I ran track in high school and starts always made me nervous.  I was a sprinter, so my races were all finished in a minute or less.  I loved the relays though.  I always got the anchor position on our team since (a) starts made me nervous, and (b) I was the fastest of the sprinters. 

My good friend Debbie always ran the start position because (a) she couldn't stand waiting for the baton to get to her, and (b) she was second fastest of the sprinters.

My other good friend Carolyn (of cow-tipping fail fame) always ran second or third position because (a) she was a strong and methodical sprinter, and (b) she was third fastest.

The final position was... was... whomever.  We only had three sprinters on our track team, and there were no 3-legged relays.  Sometimes Sherri the distance runner would jog up and hand me the baton.  Other times it was Anita the big shot-putter or similar. 

This always made for some interesting fun - especially for me because, unless something really strange occurred during the race, it was guaranteed that at least ONE girl would be ahead of me by the time I got the baton.  There was very little pressure on me, and having someone ahead gave me something to chase like the fake bunny at the dog track!

By the halfway mark, it's a comfortable lead, but I haven't settled down yet.  Is it too much speed?  The race is still young.

Bell lap and the lead has grown even more.  It's hardly even a race anymore, yet I'm still a bit of a wreck.

The final sixty yards and my nerves have transformed to a bit of befuddlement.  I feel like I can finally relax.

"Is he just running really fast or is everyone else really slow?", I say to Magnum.

Wolfgang crosses the finish line first, nearly a hundred yards ahead of the next guy. 

His first track meet of the season was on Saturday.  There were two heats for the boys' 1600 meters, and he was assigned to the slower one.  He ended up 5th place overall.

He was happy with his race, but wishes he would have had someone to push him.  Maybe he would have broken 5 minutes.  As for me, I agree that he was in the wrong heat this time, but I don't know if my jitters can take a close race. 

They're actually worse now that I'm a mom spectator!


  1. It's definitely hard being on the sidelines watching your children compete.
    I understand completely how he feels about having someone push him, though.
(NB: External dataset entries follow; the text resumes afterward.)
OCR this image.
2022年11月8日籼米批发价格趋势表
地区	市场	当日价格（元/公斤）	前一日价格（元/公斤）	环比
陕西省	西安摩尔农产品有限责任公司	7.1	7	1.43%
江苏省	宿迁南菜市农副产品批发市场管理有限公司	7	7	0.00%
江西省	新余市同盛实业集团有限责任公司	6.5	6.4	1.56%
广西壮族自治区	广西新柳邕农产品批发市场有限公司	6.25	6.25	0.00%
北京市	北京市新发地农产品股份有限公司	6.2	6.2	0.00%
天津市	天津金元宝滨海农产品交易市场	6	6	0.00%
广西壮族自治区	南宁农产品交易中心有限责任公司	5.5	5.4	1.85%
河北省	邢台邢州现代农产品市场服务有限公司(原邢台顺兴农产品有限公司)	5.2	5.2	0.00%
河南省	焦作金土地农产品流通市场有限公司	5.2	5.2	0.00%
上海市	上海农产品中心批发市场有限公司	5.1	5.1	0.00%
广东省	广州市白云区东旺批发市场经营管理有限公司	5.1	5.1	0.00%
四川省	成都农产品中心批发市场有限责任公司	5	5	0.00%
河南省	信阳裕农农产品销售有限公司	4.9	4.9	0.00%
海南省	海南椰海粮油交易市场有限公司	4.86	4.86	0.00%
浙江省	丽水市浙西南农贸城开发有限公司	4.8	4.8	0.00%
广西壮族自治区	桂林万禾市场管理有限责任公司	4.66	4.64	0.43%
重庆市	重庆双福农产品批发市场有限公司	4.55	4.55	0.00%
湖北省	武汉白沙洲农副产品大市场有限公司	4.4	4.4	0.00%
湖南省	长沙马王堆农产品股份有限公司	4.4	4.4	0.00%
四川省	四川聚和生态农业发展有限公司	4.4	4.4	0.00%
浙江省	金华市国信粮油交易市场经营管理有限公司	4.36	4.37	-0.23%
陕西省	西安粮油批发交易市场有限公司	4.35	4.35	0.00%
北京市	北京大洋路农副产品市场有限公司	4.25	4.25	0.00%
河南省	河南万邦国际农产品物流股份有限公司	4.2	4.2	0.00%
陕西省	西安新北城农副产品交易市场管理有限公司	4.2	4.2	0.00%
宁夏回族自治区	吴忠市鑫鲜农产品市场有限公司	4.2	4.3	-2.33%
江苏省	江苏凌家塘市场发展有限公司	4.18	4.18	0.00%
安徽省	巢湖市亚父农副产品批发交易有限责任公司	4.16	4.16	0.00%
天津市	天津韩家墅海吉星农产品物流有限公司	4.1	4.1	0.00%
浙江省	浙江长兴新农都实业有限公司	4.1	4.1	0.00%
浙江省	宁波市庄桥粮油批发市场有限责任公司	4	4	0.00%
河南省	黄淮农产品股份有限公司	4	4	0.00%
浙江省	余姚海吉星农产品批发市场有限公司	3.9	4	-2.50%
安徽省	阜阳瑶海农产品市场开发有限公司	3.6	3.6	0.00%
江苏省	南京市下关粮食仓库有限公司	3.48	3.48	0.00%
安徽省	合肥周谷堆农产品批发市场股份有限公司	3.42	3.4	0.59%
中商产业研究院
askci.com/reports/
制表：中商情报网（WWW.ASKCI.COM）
I'd much rather play sports or games with people who are better than me, so I can improve. Then when I beat them, it's that much more rewarding! Sounds like you enjoyed the rush of trying to catch up to someone as well. I'm curious if you are a cheer-out-loud sort of mom, or are you a sit-quietly-while-wringing-your-hands kind of mom. (I'm the second - which doesn't release jitters very well.)

    1. It's interesting, I know I ran faster in those relays because we were always behind. And yes, I'm a sit-quietly-and-wring-the-hands mom!

  2. Congratulations to Wolfgang on his first track meet! Following in the footsteps of his mother ^^.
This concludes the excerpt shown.